Practice Mindfulness and Meditation
Mindfulness and meditation can help calm the mind and reduce stress. Mindfulness involves focusing on the current moment through practices such as meditation, breathing, and yoga. This enhances our awareness of thoughts and emotions, allowing us to effectively manage them rather than feeling overwhelmed.  Dedicate a few minutes each day to mindful breathing or guided meditation. Apps such as Headspace and Calm and other online resources offer a variety of sessions catering to different preferences and experience levels.
Set Realistic Goals
The start of the year is usually when we bring in resolutions that involve depriving ourselves or ambitious goals. While it’s great to plan for personal growth, setting realistic and achievable goals can prevent setting yourself up for failure. Break down larger objectives into smaller, manageable tasks, celebrating each accomplishment along the way. We have a blog on how to keep your New Year resolutions which can help with this right here.

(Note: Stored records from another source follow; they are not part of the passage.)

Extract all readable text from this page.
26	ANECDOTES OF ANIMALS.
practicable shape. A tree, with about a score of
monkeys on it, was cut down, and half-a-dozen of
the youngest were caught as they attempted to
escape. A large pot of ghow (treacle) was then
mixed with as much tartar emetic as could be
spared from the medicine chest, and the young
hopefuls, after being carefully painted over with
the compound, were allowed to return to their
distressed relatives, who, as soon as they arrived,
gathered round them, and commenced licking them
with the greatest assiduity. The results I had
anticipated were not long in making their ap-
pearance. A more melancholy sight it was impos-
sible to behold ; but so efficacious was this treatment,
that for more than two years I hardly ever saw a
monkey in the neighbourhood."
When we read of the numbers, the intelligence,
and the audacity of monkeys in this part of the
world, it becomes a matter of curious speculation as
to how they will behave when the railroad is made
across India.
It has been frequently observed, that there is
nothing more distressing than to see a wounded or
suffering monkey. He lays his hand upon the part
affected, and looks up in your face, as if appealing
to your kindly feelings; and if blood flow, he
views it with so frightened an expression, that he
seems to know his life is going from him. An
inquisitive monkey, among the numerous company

Focusing on the positive aspects of life can shift your perspective. Keep a gratitude journal and jot down three things you’re grateful for each day. Many benefits of gratitude also support heart health. Improving depression symptoms, sleep, diet and exercise reduces the risk of heart disease. This simple practice can foster a more positive mindset and remind you of the good things in your life, even during challenging times.
Indulge in Self-Care
Treat yourself with kindness and prioritise self-care. Whether it’s reading a book, taking a warm bath, or enjoying a hobby, allocate time for activities that bring you joy and relaxation. After the demanding nature of looking after everyone else and hosting at Christmas, taking care of your well-being is essential for battling the winter blues.
Plan Exciting Activities
Combat the post Christmas slump by planning activities that excite you. Whether it’s a weekend getaway, a new hobby, or attending events, having something to look forward to can break the routine and infuse positivity into your life!
While “Blue Monday” may cast a shadow over January, it’s essential to recognise the power we have to combat the blues. By incorporating these strategies into your routine, you can navigate the challenges of the season and emerge brighter. Remember, self-care is not selfish; it’s a vital component of maintaining mental and emotional well-being.